Let’s say you’re a salesperson, selling a B2B cloud computing solution. Your product is exceptional, but your business is relatively new and, in turn, relatively unknown. The vast majority of companies don’t know who you are, how reliable you can be, and what your product is capable of.
With all that in mind, do you think you could walk into a large enterprise’s lobby, land a meeting with the CEO, and convince them to overhaul the entire company’s cloud computing infrastructure and implement your solution immediately?
Unless you’re a legitimate hypnotist (one who lives in a mystical forest and doesn’t perform on cruise ships), you probably won’t have much luck. And that doesn’t have anything to do with your sales skills. It’s just too big an ask, occurring far too early in a customer relationship.
There needs to be a progression. You need to start smaller and go from there.
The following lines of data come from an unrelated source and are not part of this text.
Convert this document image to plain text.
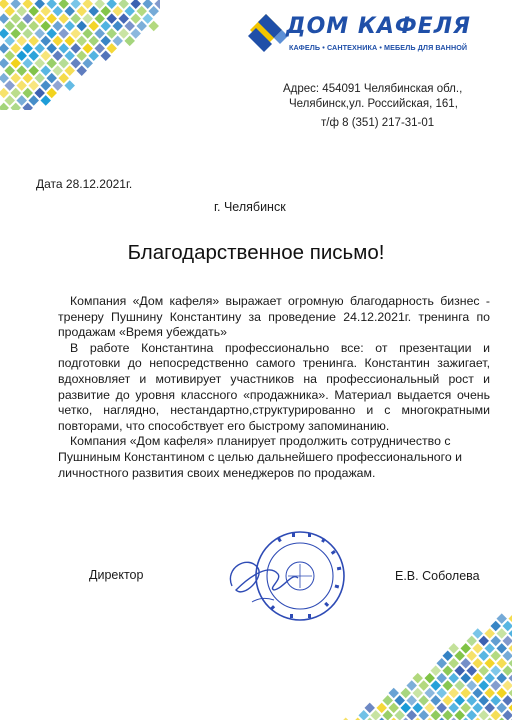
ДОМ КАФЕЛЯ
КАФЕЛЬ • САНТЕХНИКА • МЕБЕЛЬ ДЛЯ ВАННОЙ
Адрес: 454091 Челябинская обл.,
Челябинск,ул. Российская, 161,
т/ф 8 (351) 217-31-01
Дата 28.12.2021г.
г. Челябинск
Благодарственное письмо!

Компания «Дом кафеля» выражает огромную благодарность бизнес - тренеру Пушнину Константину за проведение 24.12.2021г. тренинга по продажам «Время убеждать»

В работе Константина профессионально все: от презентации и подготовки до непосредственно самого тренинга. Константин зажигает, вдохновляет и мотивирует участников на профессиональный рост и развитие до уровня классного «продажника». Материал выдается очень четко, наглядно, нестандартно,структурированно и с многократными повторами, что способствует его быстрому запоминанию.

Компания «Дом кафеля» планирует продолжить сотрудничество с Пушниным Константином с целью дальнейшего профессионального и личностного развития своих менеджеров по продажам.

Директор	Е.В. Соболева
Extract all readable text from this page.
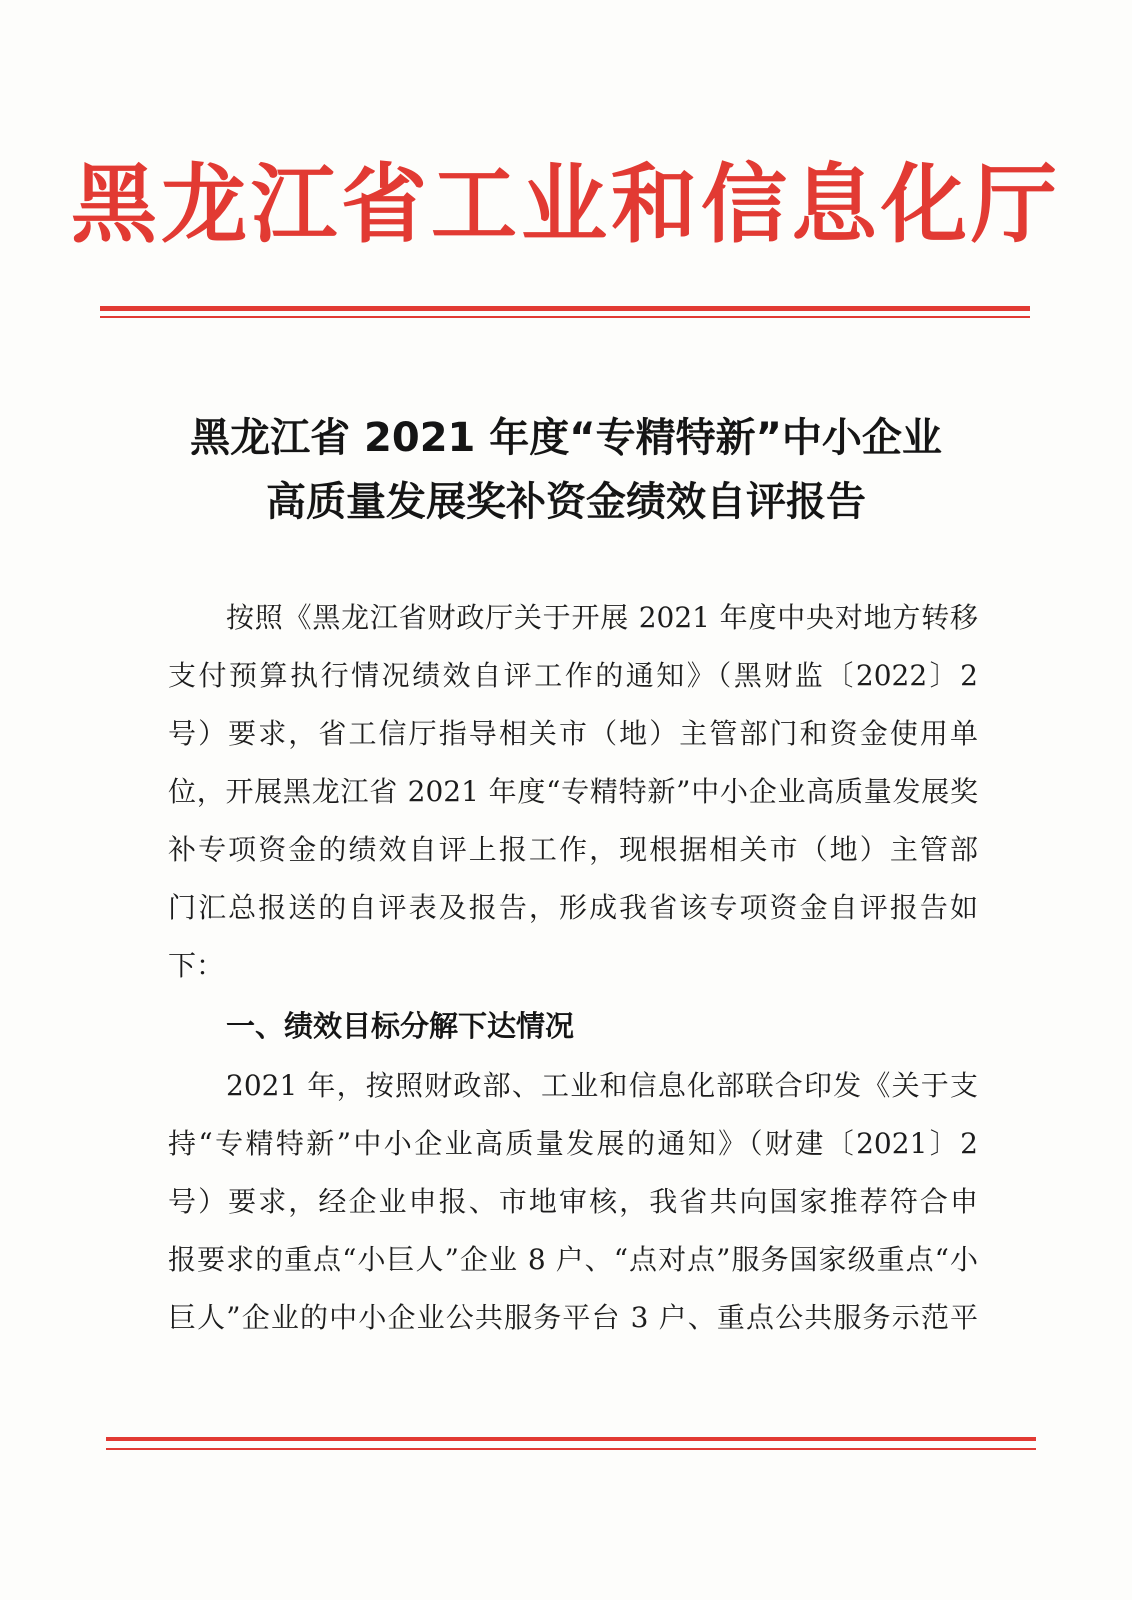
黑龙江省工业和信息化厅
黑龙江省 2021 年度“专精特新”中小企业
高质量发展奖补资金绩效自评报告
按照《黑龙江省财政厅关于开展 2021 年度中央对地方转移
支付预算执行情况绩效自评工作的通知》（黑财监〔2022〕2
号）要求，省工信厅指导相关市（地）主管部门和资金使用单
位，开展黑龙江省 2021 年度“专精特新”中小企业高质量发展奖
补专项资金的绩效自评上报工作，现根据相关市（地）主管部
门汇总报送的自评表及报告，形成我省该专项资金自评报告如
下：
一、绩效目标分解下达情况
2021 年，按照财政部、工业和信息化部联合印发《关于支
持“专精特新”中小企业高质量发展的通知》（财建〔2021〕2
号）要求，经企业申报、市地审核，我省共向国家推荐符合申
报要求的重点“小巨人”企业 8 户、“点对点”服务国家级重点“小
巨人”企业的中小企业公共服务平台 3 户、重点公共服务示范平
That process is the basis for what’s known as a “Land and Expand” strategy — one of the most prominent, effective tactics for creating, sustaining, and extracting value from a productive customer relationship.
Land and Expand Strategy
A ‘Land and Expand’ strategy starts when a sales rep lands a small deal with an organization. From there, they form a solid relationship with the company through exemplary service. They continue to sell into the organization, earning more business and bigger deals across different departments and projects.
For the sake of example, let’s assume you work for a company that sells construction project management software. You manage to land a deal with a regional fast-food chain. The company is looking to construct five new franchises in a nearby city.
By the “Land and Expand” methodology, you would do everything in your power to serve that company better than your competitors ever could, after landing that initial deal.
Give its employees comprehensive training on how to implement and leverage your software. Remain mindful of any customer support needs they might have. Be on their constant beck and call to address any concerns that may arise throughout the course of your time working with them.
Do anything and everything to ensure you’re building a productive, long-lasting relationship with the business.
Let’s say the first deal goes well. The company leverages your software and is able to finish the project weeks ahead of schedule. Everyone’s ecstatic, but you don’t stop there. The strategy doesn’t end with a single successful job.
Once the company starts to trust you, try to expand your influence within the organization by selling your product to solve any problems you’re qualified to address. Look across different departments and into new projects. Take advantage of every viable sales opportunity.
In this example, that could mean selling your product to help with projects like individual restaurant construction, renovating existing buildings, or any other possible scenario that might warrant the use of a construction project management software to further the chain’s business interests.
Don’t limit yourself to the exact same people within the organization you were working with initially. And with every new project, continue to provide the best service possible — keep building and sustaining a healthy relationship with the chain as a whole.
A few years pass, and the chain is poised for a major transition. They’re expanding their business into different regions — building 500 new restaurants across the country.
Since you’ve so diligently established a constructive, reliable relationship with this company, its executives look to you and your product before any of your competitors. All your effort and exemplary service pays off, and you’re able to land this massive deal. You’ve officially expanded from where you landed.
But, it doesn’t stop there. Keep maintaining this relationship and pursuing opportunities within this company. If this chain is part of a larger conglomerate, see if the reputation you’ve cultivated with this subsidiary can get your foot in the door for even bigger deals than the project you just landed.
“Land and expand,” at its core, is a truly customer-centric philosophy. The most important aspect of the tactic is trust. You need your customers to trust you with increasingly significant projects, and more so, you have to deliver on the promises you make and consistently do great work.
Be there for your customers in every way you can. If they have questions, be quick and comprehensive in answering them. If problems arise with your product or service, drop what you’re doing to ensure they’re addressed.
Make your customers feel important. Make them feel like a priority. Make them feel like the relationship you have with them is something that both you and their company need. Give them service they won’t be able to find elsewhere.
Keep that mentality in mind when implementing this strategy, and you’ll be in a solid position when it comes to landing and expanding.